The Berkeley snowflake is brought up in environments where there is great conformity in thought. Throughout their lives, they are indoctrinated by liberal professors, family members or friends that have been telling them, as if it were fact, that conservatives were evil and that everything they did was an attempt to move the United States closer to the days of segregation. As a result, the snowflakes cannot hold their end in the marketplace of ideas. For instance, an opposition to safe spaces will be deemed by a snowflake to be an opposition to “people of color,” an opposition to affirmative action will be deemed by the same competent authorities to be an attack on the African American community, and an opposition to illegal immigration will get you portrayed as “anti-Hispanic” and “pro-white.” By conflating criticisms of certain policies with attacks against certain victim groups, these snowflakes make up for their argumentative deficiencies in defending those policies. The snowflakes attempt to sully the motives of those that challenge them, and this relieves them of the burden of actually disputing their opponent’s arguments. Realizing they can’t shoot the message down, they turn around and hurl a spear at the messenger.
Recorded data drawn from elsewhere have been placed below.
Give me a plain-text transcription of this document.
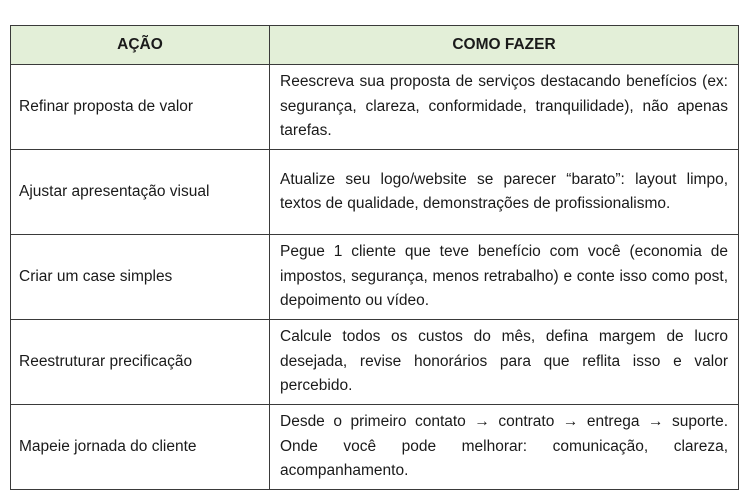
AÇÃO	COMO FAZER
Refinar proposta de valor	Reescreva sua proposta de serviços destacando benefícios (ex: segurança, clareza, conformidade, tranquilidade), não apenas tarefas.
Ajustar apresentação visual	Atualize seu logo/website se parecer “barato”: layout limpo, textos de qualidade, demonstrações de profissionalismo.
Criar um case simples	Pegue 1 cliente que teve benefício com você (economia de impostos, segurança, menos retrabalho) e conte isso como post, depoimento ou vídeo.
Reestruturar precificação	Calcule todos os custos do mês, defina margem de lucro desejada, revise honorários para que reflita isso e valor percebido.
Mapeie jornada do cliente	Desde o primeiro contato → contrato → entrega → suporte. Onde você pode melhorar: comunicação, clareza, acompanhamento.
It is now abundantly clear that their tactics of censorship only make themselves more unpalatable. After the Milo Yiannopoulos riots, the group hosting the event, the Berkeley College Republicans, received a massive influx of new funds, new members and a great deal of media attention to go along with it. UC Berkeley is now in the national spotlight for its hostility toward free expression. Even mainstream liberal commentators such as Bill Maher and Van Jones strongly condemn the actions of the students or the administration in this regard. You would think that, after all this, the snowflakes would realize that shutting down speech they disagreed with was a tactic that was demonstrably failing. Unfortunately, they refuse to learn and this is what convinces me that they are not motivated by rational beliefs.
This is, however, where the similarities between Berkeley liberals and snowflakes end. Melting a snowflake and incensing a liberal are equally easy but have radically different outcomes. Melting a snowflake leaves a puddle of water, innocuous and unthreatening. Liberal snowflakes, however, melt into angry individuals who have the potential to form raging mobs of violent rioters. The greatest paradox about these snowflakes is that they claim to oppose fascism by utilizing tactics straight out of Mussolini’s playbook.
I acknowledge that not all liberals at UC Berkeley are snowflakes, and this makes me optimistic of the fact that a broad, bipartisan coalition can be created to combat the enemies of free speech. But almost all liberals have shown a remarkable level of complacency toward this issue. For instance, many students and members of the administration insist that the Yiannopoulos riots were caused entirely by outside agitators and hence, they feel no obligation to take any responsibility for what happened that fateful night. But let’s not pretend that we did not see UC Berkeley students actively encouraging the rioters, if not taking part in the carnage themselves. When faced with a threat to our fundamental liberties, complacency is complicity. If you’re not actively discouraging these assaults on the First Amendment, you are, in a small part, a participant in the atrocities.
I would like to conclude with a message to the snowflakes: It is in your best interest to grow up. The world outside Berkeley is hardly a safe space, and it will have a very low tolerance for your immaturity. If arguments alone can pierce your skin, you will have a tough time dodging the poniards the real world will throw at you.